Taking the Hindu concept of trimurti as its starting point, that is, creation, preservation and destruction, the trio sought to develop an artistic language inspired by Indian-Hindi, Chinese-Buddhist, and Malay-Muslim vernacular traditions and cultural values, for Chandrasekaran, Goh, and Salleh, respectively. Despite the close alignment with state-prescribed notions of preserving distinct racial, ethnic, and religious identities under the CMIO (Chinese-Malay-Indian-Other) system of categorisation, such artistic explorations were deemed significant as an early attempt to contend with multiculturalism in Singaporean identity and culture in contemporary art.

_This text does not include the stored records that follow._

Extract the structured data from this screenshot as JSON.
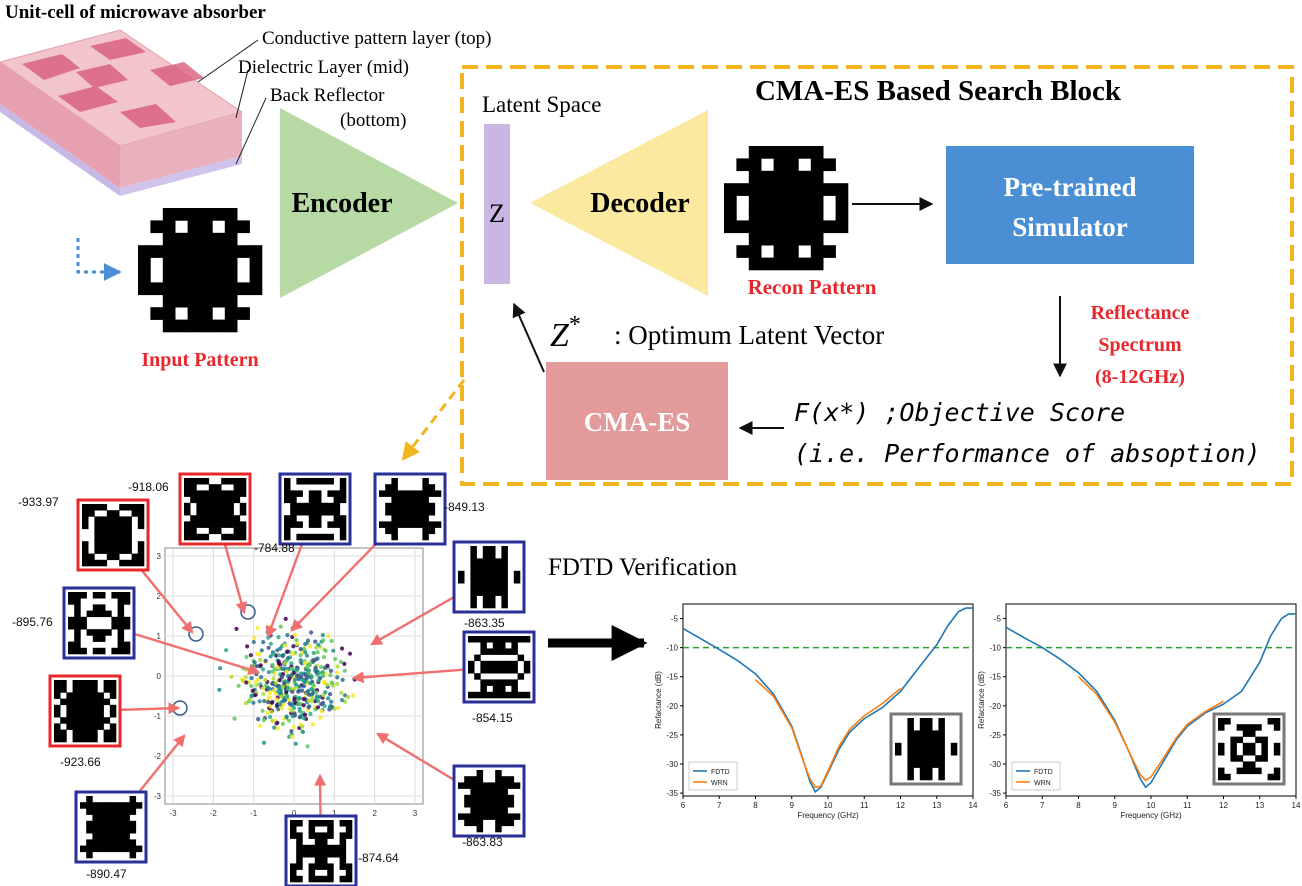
{
  "unit_cell": {
    "title": "Unit-cell of microwave absorber",
    "layer_top": "Conductive pattern layer (top)",
    "layer_mid": "Dielectric Layer (mid)",
    "layer_bottom_1": "Back Reflector",
    "layer_bottom_2": "(bottom)"
  },
  "input_pattern_label": "Input Pattern",
  "encoder_label": "Encoder",
  "search_block": {
    "title": "CMA-ES Based Search Block",
    "latent_space_label": "Latent Space",
    "z_label": "Z",
    "decoder_label": "Decoder",
    "recon_label": "Recon Pattern",
    "simulator_line1": "Pre-trained",
    "simulator_line2": "Simulator",
    "reflectance_line1": "Reflectance",
    "reflectance_line2": "Spectrum",
    "reflectance_line3": "(8-12GHz)",
    "z_star": "Z",
    "z_star_sup": "*",
    "optimum_label": ": Optimum Latent Vector",
    "cmaes_label": "CMA-ES",
    "objective_line1": "F(x*) ;Objective Score",
    "objective_line2": "(i.e. Performance of absoption)"
  },
  "latent_plot": {
    "x_ticks": [
      "-3",
      "-2",
      "-1",
      "0",
      "1",
      "2",
      "3"
    ],
    "y_ticks": [
      "3",
      "2",
      "1",
      "0",
      "-1",
      "-2",
      "-3"
    ],
    "score_labels": [
      "-933.97",
      "-918.06",
      "-784.88",
      "-849.13",
      "-895.76",
      "-863.35",
      "-854.15",
      "-923.66",
      "-863.83",
      "-874.64",
      "-890.47"
    ]
  },
  "fdtd": {
    "title": "FDTD Verification",
    "ylabel": "Refactance (dB)",
    "xlabel": "Frequency (GHz)",
    "legend_fdtd": "FDTD",
    "legend_wrn": "WRN"
  },
  "chart_data": [
    {
      "type": "line",
      "xlabel": "Frequency (GHz)",
      "ylabel": "Refactance (dB)",
      "xlim": [
        6,
        14
      ],
      "ylim": [
        -35.5,
        -2.5
      ],
      "x_ticks": [
        6,
        7,
        8,
        9,
        10,
        11,
        12,
        13,
        14
      ],
      "y_ticks": [
        -5,
        -10,
        -15,
        -20,
        -25,
        -30,
        -35
      ],
      "threshold": -10,
      "legend_placement": "bottom-left",
      "series": [
        {
          "name": "FDTD",
          "color": "#1f77b4",
          "x": [
            6,
            6.5,
            7,
            7.5,
            8,
            8.5,
            9,
            9.3,
            9.5,
            9.65,
            9.8,
            10,
            10.3,
            10.6,
            11,
            11.5,
            12,
            12.5,
            13,
            13.3,
            13.6,
            13.8,
            14
          ],
          "y": [
            -6.7,
            -8.5,
            -10.3,
            -12.2,
            -14.5,
            -18,
            -23.5,
            -29,
            -33,
            -34.8,
            -34,
            -31.5,
            -27.5,
            -24.5,
            -22.2,
            -20.3,
            -17.5,
            -13.5,
            -9.5,
            -6.3,
            -3.8,
            -3.2,
            -3.2
          ]
        },
        {
          "name": "WRN",
          "color": "#ff7f0e",
          "x": [
            8,
            8.5,
            9,
            9.3,
            9.5,
            9.65,
            9.8,
            10,
            10.3,
            10.6,
            11,
            11.5,
            12
          ],
          "y": [
            -15.5,
            -18.4,
            -23.8,
            -29.2,
            -32.5,
            -34.0,
            -33.8,
            -31.2,
            -27,
            -24,
            -21.7,
            -19.6,
            -17
          ]
        }
      ]
    },
    {
      "type": "line",
      "xlabel": "Frequency (GHz)",
      "ylabel": "Refactance (dB)",
      "xlim": [
        6,
        14
      ],
      "ylim": [
        -35.5,
        -2.5
      ],
      "x_ticks": [
        6,
        7,
        8,
        9,
        10,
        11,
        12,
        13,
        14
      ],
      "y_ticks": [
        -5,
        -10,
        -15,
        -20,
        -25,
        -30,
        -35
      ],
      "threshold": -10,
      "legend_placement": "bottom-left",
      "series": [
        {
          "name": "FDTD",
          "color": "#1f77b4",
          "x": [
            6,
            6.5,
            7,
            7.5,
            8,
            8.5,
            9,
            9.4,
            9.7,
            9.85,
            10,
            10.3,
            10.7,
            11,
            11.5,
            12,
            12.5,
            13,
            13.3,
            13.6,
            13.8,
            14
          ],
          "y": [
            -6.5,
            -8.3,
            -10,
            -12,
            -14.3,
            -17.5,
            -22.5,
            -28,
            -32.5,
            -34,
            -33.2,
            -30,
            -25.8,
            -23.5,
            -21.2,
            -19.7,
            -17.5,
            -12.5,
            -8,
            -5,
            -4.2,
            -4.2
          ]
        },
        {
          "name": "WRN",
          "color": "#ff7f0e",
          "x": [
            8,
            8.5,
            9,
            9.4,
            9.7,
            9.85,
            10,
            10.3,
            10.7,
            11,
            11.5,
            12
          ],
          "y": [
            -15,
            -18,
            -22.8,
            -28,
            -31.8,
            -32.8,
            -32.2,
            -29.4,
            -25.5,
            -23.2,
            -21,
            -19.2
          ]
        }
      ]
    }
  ],
  "colors": {
    "red_label": "#e8272c",
    "orange_dash": "#f2b51f",
    "encoder_green": "#b7d9a3",
    "decoder_yellow": "#fce9a0",
    "simulator_blue": "#4a8fd4",
    "cmaes_pink": "#e29a9a",
    "latent_purple": "#c9b6e2",
    "threshold_green": "#2ca02c"
  }
}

=== 49th Venice Biennale (2001) ===
At the Singapore Pavilion, Salleh presented Kemelut (Turbulence), an installation made with metal sheets, PVC pipes, brass tap heads, wood, unbleached calico, and an assortment of spices and salt. Consisting of three sequential and experiential spaces, visitors first encountered a large metal-clad wall connecting the two other spaces. The first space was dominated by the presence and smell of spices, and the second, by salt. For Salleh, these material encounters provided a metaphor for engagements between colonial powers and the colonised. Through references to the history of Venetian and European trade, as well as Western colonialism in Asia, Salleh sought to critique the West's construction of its own history and identity by identifying marginalised fragments, forgotten texts, materials and experiences that could complicate static and stable notions of history.

== Awards ==
In 1996, Salleh received the Visual Arts Award from the Japanese Chamber of Commerce & Industry, and in 1999, he was awarded the Singapore Youth Award (Art and Culture) from the National Youth Council. In 2008, he was one of 28 artists commissioned by Singapore's Land Transport Authority to create artwork for the Paya Lebar MRT station. One of the highest accolades he has received is being selected as one of the four artists representing Singapore in the 49th Venice Biennale in 2001.